STRESS TEST: Equities have passed a big stress-test so far, with the recent sharp repricing of Fed interest rate hike expectations. S&P 500 is up 9% this quarter even as investors moved to now price in 3 rate hikes next year. But below the surface not all has been rosy (or complacent).
IMPACT: The hit has been on ‘disruptive tech’. Those with the highest valuations and equity funding needs. To use ARK Innovation (ARKK) as a proxy for these, it is -15% from its recent high. Underperformance has also been seen from ‘bond-proxies’ and recent IPOs. This is similar to the shakeout during the Q1 bond yield ‘tantrum’, which the S&P 500 was also resilient to. We favour ‘big-tech’, with lower valuations and fortress balance sheets. Also energy (XLE) and financials (XLF). Sensitive to the still-strong GDP recovery but with the cheapest valuations.
REPRICING: Interest rate futures markets have moved a very long way in three months (see chart). In September they priced one Fed hike at the end of 2022. They now expect three hikes starting in May – only six months away. Expectations have also accelerated for Fed bond ‘tapering’. To take its $120 billion/month purchases to zero earlier than the middle of next year.

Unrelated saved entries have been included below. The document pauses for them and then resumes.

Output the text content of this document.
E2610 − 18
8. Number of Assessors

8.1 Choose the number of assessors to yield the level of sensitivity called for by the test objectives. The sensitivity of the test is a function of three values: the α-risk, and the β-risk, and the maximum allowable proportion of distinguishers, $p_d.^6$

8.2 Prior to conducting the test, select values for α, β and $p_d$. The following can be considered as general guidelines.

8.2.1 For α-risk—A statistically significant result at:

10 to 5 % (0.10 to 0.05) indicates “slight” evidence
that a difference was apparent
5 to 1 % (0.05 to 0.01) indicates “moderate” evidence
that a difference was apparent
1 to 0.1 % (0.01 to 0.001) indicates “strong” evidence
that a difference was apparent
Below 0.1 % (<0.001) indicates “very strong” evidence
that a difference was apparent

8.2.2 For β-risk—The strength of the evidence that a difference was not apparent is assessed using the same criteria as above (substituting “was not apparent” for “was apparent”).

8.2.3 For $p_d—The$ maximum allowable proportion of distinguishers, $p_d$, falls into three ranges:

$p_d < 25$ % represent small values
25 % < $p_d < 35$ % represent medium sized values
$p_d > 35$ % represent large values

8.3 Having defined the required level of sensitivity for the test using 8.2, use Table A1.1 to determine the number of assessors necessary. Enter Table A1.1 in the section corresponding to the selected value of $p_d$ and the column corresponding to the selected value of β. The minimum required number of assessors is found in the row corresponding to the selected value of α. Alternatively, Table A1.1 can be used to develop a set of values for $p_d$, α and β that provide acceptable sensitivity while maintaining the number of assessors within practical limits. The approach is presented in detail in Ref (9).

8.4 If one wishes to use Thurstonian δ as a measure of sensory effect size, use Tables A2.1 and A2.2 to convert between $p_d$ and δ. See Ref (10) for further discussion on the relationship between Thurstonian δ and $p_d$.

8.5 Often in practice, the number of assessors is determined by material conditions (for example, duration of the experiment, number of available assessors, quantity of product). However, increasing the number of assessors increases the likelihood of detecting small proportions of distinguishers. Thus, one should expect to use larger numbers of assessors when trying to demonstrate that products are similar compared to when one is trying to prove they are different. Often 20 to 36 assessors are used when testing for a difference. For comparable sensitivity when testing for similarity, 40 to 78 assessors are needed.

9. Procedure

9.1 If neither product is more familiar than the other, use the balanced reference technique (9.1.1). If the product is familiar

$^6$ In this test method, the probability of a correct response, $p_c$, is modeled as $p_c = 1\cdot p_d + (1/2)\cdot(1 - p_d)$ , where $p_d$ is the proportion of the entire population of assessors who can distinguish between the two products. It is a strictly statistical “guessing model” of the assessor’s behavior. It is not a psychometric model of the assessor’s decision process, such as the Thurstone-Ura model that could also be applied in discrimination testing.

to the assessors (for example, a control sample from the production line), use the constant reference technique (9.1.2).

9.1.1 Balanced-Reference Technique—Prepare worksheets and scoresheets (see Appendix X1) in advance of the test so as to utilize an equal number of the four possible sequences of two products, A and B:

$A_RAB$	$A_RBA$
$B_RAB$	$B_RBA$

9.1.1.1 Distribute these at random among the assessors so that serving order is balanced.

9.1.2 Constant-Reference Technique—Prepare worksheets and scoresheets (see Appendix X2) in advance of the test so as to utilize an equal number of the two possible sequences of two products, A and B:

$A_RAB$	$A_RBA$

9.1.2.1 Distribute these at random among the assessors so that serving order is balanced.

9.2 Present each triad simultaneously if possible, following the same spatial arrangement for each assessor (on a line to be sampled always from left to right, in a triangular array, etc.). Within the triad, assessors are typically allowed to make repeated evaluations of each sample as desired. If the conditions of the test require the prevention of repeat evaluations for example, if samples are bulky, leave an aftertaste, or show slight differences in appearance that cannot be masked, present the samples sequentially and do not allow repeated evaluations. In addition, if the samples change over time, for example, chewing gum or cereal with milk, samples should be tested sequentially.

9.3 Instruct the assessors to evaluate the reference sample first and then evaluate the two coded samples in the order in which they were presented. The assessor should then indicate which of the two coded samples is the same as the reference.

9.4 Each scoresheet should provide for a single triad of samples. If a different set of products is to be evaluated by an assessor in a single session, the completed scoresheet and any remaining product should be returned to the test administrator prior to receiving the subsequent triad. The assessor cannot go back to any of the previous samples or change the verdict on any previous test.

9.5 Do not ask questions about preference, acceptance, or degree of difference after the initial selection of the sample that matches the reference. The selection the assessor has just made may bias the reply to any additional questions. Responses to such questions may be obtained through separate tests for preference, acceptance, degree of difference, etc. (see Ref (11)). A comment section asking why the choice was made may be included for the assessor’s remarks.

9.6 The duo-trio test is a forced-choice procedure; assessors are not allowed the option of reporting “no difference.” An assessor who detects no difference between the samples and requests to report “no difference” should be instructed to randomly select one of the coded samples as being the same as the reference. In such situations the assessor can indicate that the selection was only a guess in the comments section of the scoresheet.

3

CONTEXT: The sharp repricing flips the investment risk-reward. With a ‘worst’ case Fed now priced in, there is upside if they move slower. This is possible as long-term inflation expectations are still well-behaved and supply chain pain easing. Plus, this interest rate cycle will be small. It starts from near zero. And will be under half the size of a historic average 400 basis point cycle.